# squirrel hunts in GA.



## shortgo (Apr 11, 2011)

does any one know of any hunts going on in ga comming up soon,ukc,nkc,atfa?


----------



## moagie25 (Apr 11, 2011)

Johns Mtn has a UKC sq Hunt June 25 2011also a UMCA Cur Hunt on May 28 2011 Come hunt with us your more than welcome,Mike


----------



## simoncreek okie (Apr 14, 2011)

Im working with a few of my friends rt now trying to organize a NKC squirrel hunting club in or around Walton county. I would like to host some sanctioned squirrel hunts as well as some buddy hunts just to get together with like minded folks and have a good time.  Any interest would be appreciated....


----------



## Melvin4730 (Jun 20, 2011)

There is also a squirrel hunting club in Dawsonville, GA that holds squirrel hunts throughout the year.

Gold City Squirrel Hunters
8111 Hwy 136, Dawsonville, GA 30534
Take Hwy 53 to Dawsonville from 400, go to
the square, take Shoal Creek Rd to
Hwy 136, turn Left, go 6 mi, clubhouse
is located on Left

What kind of dog are you hunting?


----------



## 5 string (Jun 20, 2011)

johns mtn has some good hunts i think we havin one the last sat of every month, think a nkc ga state hunt in late august


----------



## Melvin4730 (Jun 20, 2011)

I've been to a few hunts at the Johns Mountain club. I've always had a good time.


----------



## 5 string (Jun 27, 2011)

congrats mack on your win sat!


----------



## shortgo (Jul 7, 2011)

*nkc*

heyguys, are yall hosting the nkc state hunt in aug.


----------



## moagie25 (Jul 8, 2011)

*nkc*

yes we are hosting the Ga State in Aug. on the 27th.Come hunt with us.


----------



## black an tan man (Jul 10, 2011)

where is the state hunt at?


----------



## moagie25 (Aug 9, 2011)

Dalton,Ga I-75 to exit 326 go west 1 mile club on the right. Signs will be posted for more info call706-483-0901 Mike


----------



## shortgo (Aug 10, 2011)

*how close*

been looking at some maps how far away is an exit with motels.


----------



## moagie25 (Aug 14, 2011)

*motels*

Less than 10 miles either way, for ones that are pet freindly.


----------



## womtom (Aug 21, 2011)

My daddy puts on an atfa hunt in cedar crossing ga every year in january. We have plenty of squirrels and good hunting u should attend.


----------



## Melvin4730 (Aug 21, 2011)

I went to the AFTA hunt last year in Cedar Crossing, GA. It was a lot of fun. Lots of dogs and good food.

I think the young man that guided my cast in the morning hunt said something about his Dad putting on the hunt. Was that you?

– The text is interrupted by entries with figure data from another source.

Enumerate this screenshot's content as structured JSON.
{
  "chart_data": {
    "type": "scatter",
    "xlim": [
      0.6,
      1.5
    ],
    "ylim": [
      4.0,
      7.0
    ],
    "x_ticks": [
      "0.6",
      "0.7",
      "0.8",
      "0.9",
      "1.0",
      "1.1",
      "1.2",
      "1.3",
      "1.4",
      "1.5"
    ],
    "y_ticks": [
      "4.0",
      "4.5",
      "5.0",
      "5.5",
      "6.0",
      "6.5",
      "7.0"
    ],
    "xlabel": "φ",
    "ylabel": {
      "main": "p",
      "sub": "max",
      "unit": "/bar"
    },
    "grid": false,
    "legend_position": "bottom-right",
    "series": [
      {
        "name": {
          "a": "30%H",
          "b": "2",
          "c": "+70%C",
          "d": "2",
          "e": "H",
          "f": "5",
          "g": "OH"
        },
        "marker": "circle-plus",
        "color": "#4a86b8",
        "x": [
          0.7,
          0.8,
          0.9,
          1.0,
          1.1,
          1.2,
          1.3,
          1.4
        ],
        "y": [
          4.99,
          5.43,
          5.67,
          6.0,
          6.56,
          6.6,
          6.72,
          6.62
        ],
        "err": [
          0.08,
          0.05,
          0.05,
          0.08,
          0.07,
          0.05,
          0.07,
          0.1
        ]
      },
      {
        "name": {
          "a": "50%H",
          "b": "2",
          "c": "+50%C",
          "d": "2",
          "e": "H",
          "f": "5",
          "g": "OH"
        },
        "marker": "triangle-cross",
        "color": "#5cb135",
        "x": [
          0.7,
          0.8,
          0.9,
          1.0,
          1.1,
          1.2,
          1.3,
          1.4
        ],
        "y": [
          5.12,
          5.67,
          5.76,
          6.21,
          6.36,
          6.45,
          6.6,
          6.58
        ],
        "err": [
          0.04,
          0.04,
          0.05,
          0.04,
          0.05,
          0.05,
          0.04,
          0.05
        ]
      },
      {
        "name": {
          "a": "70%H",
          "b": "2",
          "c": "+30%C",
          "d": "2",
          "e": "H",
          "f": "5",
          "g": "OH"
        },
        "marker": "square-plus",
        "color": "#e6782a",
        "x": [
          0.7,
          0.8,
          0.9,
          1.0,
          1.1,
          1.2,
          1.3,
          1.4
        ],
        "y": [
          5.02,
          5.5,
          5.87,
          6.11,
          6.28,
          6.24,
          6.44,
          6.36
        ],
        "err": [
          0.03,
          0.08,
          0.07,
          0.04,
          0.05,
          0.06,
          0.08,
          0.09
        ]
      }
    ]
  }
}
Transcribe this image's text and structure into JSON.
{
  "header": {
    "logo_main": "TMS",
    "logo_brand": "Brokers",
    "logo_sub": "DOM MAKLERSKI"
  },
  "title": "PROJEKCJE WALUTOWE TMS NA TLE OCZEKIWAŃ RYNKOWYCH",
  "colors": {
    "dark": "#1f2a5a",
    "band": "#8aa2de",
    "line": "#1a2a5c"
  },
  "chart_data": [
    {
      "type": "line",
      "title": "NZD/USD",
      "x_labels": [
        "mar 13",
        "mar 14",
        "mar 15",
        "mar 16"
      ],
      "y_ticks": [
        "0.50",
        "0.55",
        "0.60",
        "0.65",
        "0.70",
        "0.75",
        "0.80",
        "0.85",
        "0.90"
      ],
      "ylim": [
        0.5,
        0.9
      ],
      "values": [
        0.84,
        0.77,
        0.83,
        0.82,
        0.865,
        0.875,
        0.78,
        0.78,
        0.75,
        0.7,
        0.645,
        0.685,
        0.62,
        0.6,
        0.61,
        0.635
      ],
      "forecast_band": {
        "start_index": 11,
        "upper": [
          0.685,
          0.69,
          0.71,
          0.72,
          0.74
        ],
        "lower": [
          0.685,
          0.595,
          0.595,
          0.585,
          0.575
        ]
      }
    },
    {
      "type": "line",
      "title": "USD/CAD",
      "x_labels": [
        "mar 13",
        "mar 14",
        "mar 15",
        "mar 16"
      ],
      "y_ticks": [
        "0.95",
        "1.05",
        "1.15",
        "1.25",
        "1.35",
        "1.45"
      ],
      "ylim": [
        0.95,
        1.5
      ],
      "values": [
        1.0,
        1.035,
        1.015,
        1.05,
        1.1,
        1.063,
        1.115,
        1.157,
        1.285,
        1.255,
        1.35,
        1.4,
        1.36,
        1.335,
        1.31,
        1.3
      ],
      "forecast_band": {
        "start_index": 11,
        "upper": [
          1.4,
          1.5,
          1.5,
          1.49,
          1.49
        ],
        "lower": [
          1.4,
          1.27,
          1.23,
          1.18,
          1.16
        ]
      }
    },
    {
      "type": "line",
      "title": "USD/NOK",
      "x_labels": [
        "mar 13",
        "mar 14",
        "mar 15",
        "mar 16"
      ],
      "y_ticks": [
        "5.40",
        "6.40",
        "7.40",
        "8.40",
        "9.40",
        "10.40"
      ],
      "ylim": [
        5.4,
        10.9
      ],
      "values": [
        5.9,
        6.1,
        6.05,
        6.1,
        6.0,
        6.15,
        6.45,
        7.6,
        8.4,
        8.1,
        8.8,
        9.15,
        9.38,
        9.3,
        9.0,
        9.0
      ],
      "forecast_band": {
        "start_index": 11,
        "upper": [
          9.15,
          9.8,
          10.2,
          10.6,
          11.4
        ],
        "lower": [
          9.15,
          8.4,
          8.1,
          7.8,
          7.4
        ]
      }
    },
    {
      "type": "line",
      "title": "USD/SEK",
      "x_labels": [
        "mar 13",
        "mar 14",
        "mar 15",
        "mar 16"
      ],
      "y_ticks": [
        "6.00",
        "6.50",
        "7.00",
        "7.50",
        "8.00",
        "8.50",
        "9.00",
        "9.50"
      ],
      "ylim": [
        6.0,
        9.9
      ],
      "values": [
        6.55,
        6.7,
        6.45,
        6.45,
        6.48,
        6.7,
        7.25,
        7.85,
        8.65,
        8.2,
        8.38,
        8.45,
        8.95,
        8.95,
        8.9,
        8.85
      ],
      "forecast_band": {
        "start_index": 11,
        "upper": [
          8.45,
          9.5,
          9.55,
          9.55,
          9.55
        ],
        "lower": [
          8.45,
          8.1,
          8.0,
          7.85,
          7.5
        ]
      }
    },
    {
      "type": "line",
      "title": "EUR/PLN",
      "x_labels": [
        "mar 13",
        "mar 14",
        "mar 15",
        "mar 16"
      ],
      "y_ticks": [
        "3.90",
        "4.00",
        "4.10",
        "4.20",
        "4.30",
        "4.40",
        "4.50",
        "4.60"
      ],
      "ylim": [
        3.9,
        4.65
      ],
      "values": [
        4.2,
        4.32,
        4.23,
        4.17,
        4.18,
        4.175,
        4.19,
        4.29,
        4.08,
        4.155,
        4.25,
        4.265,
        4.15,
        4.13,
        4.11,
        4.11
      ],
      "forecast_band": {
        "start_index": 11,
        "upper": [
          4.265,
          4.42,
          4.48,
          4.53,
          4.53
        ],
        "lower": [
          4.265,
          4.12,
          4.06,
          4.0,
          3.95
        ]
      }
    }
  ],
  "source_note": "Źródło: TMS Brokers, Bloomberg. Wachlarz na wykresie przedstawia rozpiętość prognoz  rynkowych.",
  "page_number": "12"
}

My name is Mack McClain. I hunted a little female feist named Spoon. One of the other hunters in the cast was named Lucky. We hunted down by a big river, but that is about all I can remember.


----------



## womtom (Aug 22, 2011)

Yes that would be me Dustin Wommack. We hunted on the altamaha river.


----------



## Melvin4730 (Aug 22, 2011)

Cool...Dustin, its good to hear from you. You had us in squirrels all morning. I look forward to making it down again to the ATFA hunt.

The dog in my Avatar is the Spoon female.


----------



## womtom (Aug 25, 2011)

spoon looked real good. Looking foward to seeing you!


----------